Richard Cohen nella sua casa fuori da Washington.
Richard Cohen è l’autore del controverso libro ”Comprendere e guarire l’omosessualità”.  Il suo lavoro è stato ritirato martedì dalla libreria del El Corte Inglés (il più grande centro commerciale spagnolo) dopo le proteste da parte delle organizzazioni gay.

Un libro per ‘curare’ l’omosessualità’ fa esplodere la polemica sui social network.

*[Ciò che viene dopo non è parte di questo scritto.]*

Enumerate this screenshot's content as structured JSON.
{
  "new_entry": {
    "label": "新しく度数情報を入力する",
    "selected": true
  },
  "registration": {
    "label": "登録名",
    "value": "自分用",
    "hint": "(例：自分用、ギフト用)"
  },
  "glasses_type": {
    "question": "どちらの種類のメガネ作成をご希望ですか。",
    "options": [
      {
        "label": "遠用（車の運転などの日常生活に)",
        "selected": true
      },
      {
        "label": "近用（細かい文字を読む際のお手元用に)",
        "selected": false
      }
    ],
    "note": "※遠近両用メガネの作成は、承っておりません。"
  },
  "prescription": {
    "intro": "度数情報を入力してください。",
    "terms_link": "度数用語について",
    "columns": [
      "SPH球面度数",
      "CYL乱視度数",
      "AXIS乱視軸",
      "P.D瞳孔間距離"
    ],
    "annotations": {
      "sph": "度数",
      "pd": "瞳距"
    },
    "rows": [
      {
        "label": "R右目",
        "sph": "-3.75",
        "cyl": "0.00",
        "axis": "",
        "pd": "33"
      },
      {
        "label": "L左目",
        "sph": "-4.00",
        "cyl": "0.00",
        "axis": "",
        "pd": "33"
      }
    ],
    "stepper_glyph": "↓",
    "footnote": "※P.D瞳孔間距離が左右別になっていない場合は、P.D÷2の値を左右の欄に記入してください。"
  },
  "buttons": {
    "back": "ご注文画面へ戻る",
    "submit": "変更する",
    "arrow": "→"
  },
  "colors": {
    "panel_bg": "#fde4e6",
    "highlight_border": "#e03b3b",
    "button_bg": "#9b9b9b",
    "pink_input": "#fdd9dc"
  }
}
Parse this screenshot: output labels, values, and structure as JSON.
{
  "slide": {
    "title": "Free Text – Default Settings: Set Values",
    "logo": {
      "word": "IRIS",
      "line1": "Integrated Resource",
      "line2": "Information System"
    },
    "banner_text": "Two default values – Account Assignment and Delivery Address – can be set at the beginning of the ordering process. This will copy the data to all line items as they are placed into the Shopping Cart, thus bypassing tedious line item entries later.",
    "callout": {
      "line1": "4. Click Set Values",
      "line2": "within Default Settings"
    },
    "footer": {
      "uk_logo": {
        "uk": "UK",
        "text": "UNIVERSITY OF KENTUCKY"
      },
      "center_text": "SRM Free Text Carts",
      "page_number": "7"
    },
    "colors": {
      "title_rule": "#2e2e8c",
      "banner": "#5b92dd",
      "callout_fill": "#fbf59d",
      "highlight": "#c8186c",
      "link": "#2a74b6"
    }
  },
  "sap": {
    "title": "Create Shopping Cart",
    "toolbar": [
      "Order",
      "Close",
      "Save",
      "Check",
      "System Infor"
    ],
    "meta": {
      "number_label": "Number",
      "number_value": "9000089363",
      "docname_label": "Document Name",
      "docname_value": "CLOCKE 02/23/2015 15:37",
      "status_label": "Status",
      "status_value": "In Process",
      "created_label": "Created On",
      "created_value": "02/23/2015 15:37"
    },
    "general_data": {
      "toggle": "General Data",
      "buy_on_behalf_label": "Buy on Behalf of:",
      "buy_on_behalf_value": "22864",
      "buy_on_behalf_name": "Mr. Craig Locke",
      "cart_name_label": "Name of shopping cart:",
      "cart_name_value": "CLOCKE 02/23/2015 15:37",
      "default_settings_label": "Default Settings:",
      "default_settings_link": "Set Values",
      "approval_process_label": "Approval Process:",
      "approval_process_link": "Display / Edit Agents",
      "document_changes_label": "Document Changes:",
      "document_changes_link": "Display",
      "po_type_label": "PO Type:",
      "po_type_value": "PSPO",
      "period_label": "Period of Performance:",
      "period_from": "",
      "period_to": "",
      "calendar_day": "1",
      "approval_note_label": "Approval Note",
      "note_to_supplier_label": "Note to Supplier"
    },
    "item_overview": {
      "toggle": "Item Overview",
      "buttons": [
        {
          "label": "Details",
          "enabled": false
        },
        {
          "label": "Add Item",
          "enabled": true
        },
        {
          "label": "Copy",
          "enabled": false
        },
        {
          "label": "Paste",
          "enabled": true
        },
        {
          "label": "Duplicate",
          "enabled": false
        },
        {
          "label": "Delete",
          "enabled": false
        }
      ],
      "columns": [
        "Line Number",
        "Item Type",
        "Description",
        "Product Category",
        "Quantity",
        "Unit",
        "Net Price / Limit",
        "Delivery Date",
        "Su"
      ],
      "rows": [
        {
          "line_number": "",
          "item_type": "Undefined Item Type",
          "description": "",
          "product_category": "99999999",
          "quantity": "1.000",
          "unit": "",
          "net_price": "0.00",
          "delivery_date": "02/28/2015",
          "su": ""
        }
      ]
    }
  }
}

Richard Cohen (Philadelphia, 1952), autore di “Capire e guarire l’omosessualità” è definito come l’ ex gay che ha la chiave per correggere le tendenze omosessuali. Il suo libro, scritto originariamente nel 2000, è stato edito da Libros Libres in Spagna. Martedì scorso, El Corte Ingles l’ha rimosso dalla libreria, dopo le proteste di diversi gruppi omosessuali. Cohen definisce tale decisione “un attacco alla libertà di espressione”. Non è la prima volta che il suo libro ha causato polemiche. Nel 2009 è stato utilizzato in Uganda  per sostenere un disegno di legge che punisce gli atti omosessuali con la pena di morte. Cohen dice che il suo messaggio è stato frainteso e che non odia i gay.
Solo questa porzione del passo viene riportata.